Hence, ”we are still going to be below the level that was before the pandemic (7%). Therefore, lags will accumulate in the social area, in the area of poverty,“ Werner explained.

”The level of per capita income in 2025 is probably similar to what we saw in 2015, which also shows a problem of worsening poverty, of deterioration in income distribution,“ the official elaborated in an interview published in an IMF blog.

According to Werner, although the recovery in the region began to be noticed already during the second half of 2020, ”the delay in vaccination campaigns has meant that perhaps the first half of the year is a little less dynamic than we thought” would be.

Three months ahead of his leaving his post at the IMF (he will resign on August 31), Werner said that the main challenge for the region will be to achieve growth that includes “a strengthening of social policies in the areas of health, education and to support the fight against poverty to improve the social situation.”

Werner added that “this will also require that in the fiscal and financial sphere important measures be taken to strengthen public finances: as we emerged from the pandemic with high levels of debt and deficits, as the economy gets back to normal, it will also be necessary for public finances” to follow suit.
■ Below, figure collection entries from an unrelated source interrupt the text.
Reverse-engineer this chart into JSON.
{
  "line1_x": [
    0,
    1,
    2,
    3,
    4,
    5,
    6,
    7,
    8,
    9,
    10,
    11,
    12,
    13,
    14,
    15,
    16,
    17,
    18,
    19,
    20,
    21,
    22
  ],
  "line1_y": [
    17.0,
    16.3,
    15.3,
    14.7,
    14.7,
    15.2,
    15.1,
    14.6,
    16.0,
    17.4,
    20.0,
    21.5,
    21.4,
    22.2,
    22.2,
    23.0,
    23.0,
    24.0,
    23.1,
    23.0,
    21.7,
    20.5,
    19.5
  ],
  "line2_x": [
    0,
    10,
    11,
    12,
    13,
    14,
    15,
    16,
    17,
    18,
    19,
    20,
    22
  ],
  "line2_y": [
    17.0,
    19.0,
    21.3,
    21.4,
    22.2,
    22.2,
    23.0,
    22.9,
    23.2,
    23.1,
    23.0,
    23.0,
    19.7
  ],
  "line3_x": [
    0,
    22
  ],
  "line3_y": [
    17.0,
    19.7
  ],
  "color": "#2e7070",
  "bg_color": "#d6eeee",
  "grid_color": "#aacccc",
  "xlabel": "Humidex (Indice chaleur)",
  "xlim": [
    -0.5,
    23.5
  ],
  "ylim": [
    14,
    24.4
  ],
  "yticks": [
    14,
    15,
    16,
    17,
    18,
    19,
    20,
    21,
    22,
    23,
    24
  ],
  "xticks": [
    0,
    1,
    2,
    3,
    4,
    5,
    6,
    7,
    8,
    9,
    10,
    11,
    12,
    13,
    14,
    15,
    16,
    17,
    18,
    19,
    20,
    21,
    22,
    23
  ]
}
The official also said the IMF had evolved over the last 20 to 30 years and thus changed its approach to economic crises “The IMF has moved to think about the concept of macroeconomic stabilization as a broader concept, in which it is not only enough to stabilize financial variables, but also to protect and improve certain social indicators, even during processes of macro-financial stability.”

“The concept of macroeconomic stabilization is being seen as a broader process which incorporates a set of policies beyond those strictly fiscal, financial and monetary,” he added, because if the social aspect is cast aside, “it is very difficult to maintain macroeconomic stability to eventually reach an inclusive growth process.”

Werner also hoped the IMF would be “able to provide the financial support required for these programs to be implemented, even in a possible context of volatility in international financial markets, given the great uncertainty about how the world economy will be.”